Traffic jams already are a problem around the field and around employment centers - on the Mukilteo Speedway, Airport Road and 128th Street corridor leading to Interstate 5. To mitigate the impact of its plant expansion, Boeing agreed to pay $50 million, most of that to improve ground transportation and encourage employees to use public transportation or car pools.
Several major players have yet to take a position, including Boeing.
Everett Mayor Pete Kinch says he is concerned about Boeing employees' ability to get to work on the crowded road system.
The Snohomish County Economic Development Council, long a supporter of expanding Paine Field, says ground-traffic problems have to be resolved.
"If Snohomish County is going to participate in helping solve the region's air-transportation needs, then the region should help share the cost of good transportation needs," said John Thoresen, EDC president.
Paine Field is considered the hub for general aviation in the north Puget Sound area.

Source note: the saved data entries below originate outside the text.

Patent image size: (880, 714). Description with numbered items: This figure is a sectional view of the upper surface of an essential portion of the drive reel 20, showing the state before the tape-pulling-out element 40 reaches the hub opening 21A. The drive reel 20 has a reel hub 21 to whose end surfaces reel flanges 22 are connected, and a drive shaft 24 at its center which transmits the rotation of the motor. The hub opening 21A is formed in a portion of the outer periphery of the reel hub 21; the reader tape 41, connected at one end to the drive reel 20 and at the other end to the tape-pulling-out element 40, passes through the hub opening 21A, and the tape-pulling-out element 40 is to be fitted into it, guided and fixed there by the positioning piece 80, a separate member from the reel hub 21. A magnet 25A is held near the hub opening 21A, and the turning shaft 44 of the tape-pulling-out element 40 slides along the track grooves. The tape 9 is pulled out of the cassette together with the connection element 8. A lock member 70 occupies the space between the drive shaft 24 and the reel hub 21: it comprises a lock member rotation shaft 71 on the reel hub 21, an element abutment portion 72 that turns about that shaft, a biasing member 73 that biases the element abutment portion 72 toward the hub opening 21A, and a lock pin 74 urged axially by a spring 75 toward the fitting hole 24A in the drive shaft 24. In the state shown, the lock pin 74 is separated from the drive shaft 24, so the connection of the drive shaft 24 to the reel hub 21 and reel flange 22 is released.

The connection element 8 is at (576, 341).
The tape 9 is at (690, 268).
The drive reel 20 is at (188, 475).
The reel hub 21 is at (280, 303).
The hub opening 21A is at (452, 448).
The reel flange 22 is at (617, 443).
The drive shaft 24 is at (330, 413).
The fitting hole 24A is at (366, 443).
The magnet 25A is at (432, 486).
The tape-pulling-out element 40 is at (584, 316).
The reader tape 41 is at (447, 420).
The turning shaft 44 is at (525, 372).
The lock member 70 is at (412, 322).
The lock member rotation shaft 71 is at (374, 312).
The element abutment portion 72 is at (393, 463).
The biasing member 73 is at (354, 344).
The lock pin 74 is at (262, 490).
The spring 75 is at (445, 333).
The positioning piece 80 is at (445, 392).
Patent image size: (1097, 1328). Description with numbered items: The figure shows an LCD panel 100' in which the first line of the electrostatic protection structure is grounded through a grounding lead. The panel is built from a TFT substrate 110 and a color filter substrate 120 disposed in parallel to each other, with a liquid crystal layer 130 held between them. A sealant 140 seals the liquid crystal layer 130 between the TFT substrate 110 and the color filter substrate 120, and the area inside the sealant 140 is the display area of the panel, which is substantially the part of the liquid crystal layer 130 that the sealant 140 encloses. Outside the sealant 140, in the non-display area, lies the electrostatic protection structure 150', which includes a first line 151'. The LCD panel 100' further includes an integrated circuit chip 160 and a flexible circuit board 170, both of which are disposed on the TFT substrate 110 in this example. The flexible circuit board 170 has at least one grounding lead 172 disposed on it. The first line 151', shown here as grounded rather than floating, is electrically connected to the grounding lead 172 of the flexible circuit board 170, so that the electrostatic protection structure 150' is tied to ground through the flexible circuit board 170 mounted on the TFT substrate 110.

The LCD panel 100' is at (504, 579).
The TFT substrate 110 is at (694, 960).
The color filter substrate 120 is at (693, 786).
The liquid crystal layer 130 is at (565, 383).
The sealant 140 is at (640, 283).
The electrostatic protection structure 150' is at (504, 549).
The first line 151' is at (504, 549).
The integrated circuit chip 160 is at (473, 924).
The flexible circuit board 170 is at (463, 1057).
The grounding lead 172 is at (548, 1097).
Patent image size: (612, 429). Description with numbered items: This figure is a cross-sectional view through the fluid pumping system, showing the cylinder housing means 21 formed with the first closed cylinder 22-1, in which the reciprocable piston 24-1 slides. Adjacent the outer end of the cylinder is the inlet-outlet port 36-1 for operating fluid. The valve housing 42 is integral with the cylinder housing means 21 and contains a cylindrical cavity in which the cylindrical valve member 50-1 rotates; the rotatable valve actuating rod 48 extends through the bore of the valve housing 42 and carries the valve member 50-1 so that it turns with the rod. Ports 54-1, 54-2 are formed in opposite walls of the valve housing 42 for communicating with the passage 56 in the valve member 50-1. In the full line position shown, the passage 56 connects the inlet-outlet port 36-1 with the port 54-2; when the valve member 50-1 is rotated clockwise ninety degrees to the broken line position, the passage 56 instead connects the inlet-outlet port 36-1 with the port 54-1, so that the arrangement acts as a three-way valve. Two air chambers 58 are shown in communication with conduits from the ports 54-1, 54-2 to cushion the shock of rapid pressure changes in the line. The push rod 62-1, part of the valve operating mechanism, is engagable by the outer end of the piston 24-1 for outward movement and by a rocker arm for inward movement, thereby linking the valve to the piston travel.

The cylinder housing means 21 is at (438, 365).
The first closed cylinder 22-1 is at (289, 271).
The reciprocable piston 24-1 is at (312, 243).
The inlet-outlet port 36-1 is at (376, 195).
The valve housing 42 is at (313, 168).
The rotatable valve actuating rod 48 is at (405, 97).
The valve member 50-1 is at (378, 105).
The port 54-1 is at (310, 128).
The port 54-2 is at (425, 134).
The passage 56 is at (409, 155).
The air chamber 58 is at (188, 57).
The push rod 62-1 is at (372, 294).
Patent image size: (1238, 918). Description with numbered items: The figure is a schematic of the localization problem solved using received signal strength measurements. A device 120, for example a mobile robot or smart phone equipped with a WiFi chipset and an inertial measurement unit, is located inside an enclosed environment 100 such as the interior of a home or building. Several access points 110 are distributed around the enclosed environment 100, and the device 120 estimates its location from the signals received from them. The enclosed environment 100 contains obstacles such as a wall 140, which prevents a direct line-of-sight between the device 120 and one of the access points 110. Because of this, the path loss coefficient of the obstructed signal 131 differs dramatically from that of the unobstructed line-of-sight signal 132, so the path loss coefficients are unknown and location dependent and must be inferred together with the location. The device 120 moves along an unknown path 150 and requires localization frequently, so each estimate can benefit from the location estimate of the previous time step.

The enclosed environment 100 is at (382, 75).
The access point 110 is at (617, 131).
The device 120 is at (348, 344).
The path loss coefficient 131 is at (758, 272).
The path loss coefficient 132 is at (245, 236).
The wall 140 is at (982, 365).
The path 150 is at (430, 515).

Large jets being tested by Boeing or serviced log about 8,000 takeoffs and landings a year there, versus 150,000 operations by small aircraft.
Everett Chamber of Commerce President Tom Burns said general aviation wouldn't be pushed aside by airline service even in 2020 because the plan projects that Paine Field would be used to only half its capacity. But private pilots believe otherwise.
"I think general aviation is going to take a beating," said Mick Cooke, president of the Paine Field chapter of the Washington Pilots Association.
Cooke predicts the field would impose stiff landing fees and force big jumps in hangar or plane tie-up rents.
Scheduled airlines take precedence at the fields, and air turbulence from the big jets could jeopardize small-aircraft safety, Cooke said.
Snohomish County has been told by the state to take its fair share of regional air traffic, said County Councilman Bill Brubaker. But with Boeing and Tramco, it has as much air traffic as anyone. Saying use of Paine Field should not go beyond the agreement with residents, Brubaker declared, "I'm not convinced we're doing everything we can to reduce air traffic."
The city of Mukilteo holds firm against expanding the role of Paine Field. "We disagree with the idea of a Sea-Tac north," said Mayor Brian Sullivan, calling the 1978 mediated agreement "our bible."
Following the example of Des Moines, which has rallied other cities and groups to establish a $160,000 fund to fight a third runway at Sea-Tac Airport, Sullivan is talking to the City Council about establishing a legal defense fund.
"Even if it's a few thousand dollars a year, eventually the fund will have to be used," said Sullivan. "The subject of expansion will never go away. We should send the message clearly."
-- Times South bureau reporter Bob Ortega contributed to this report.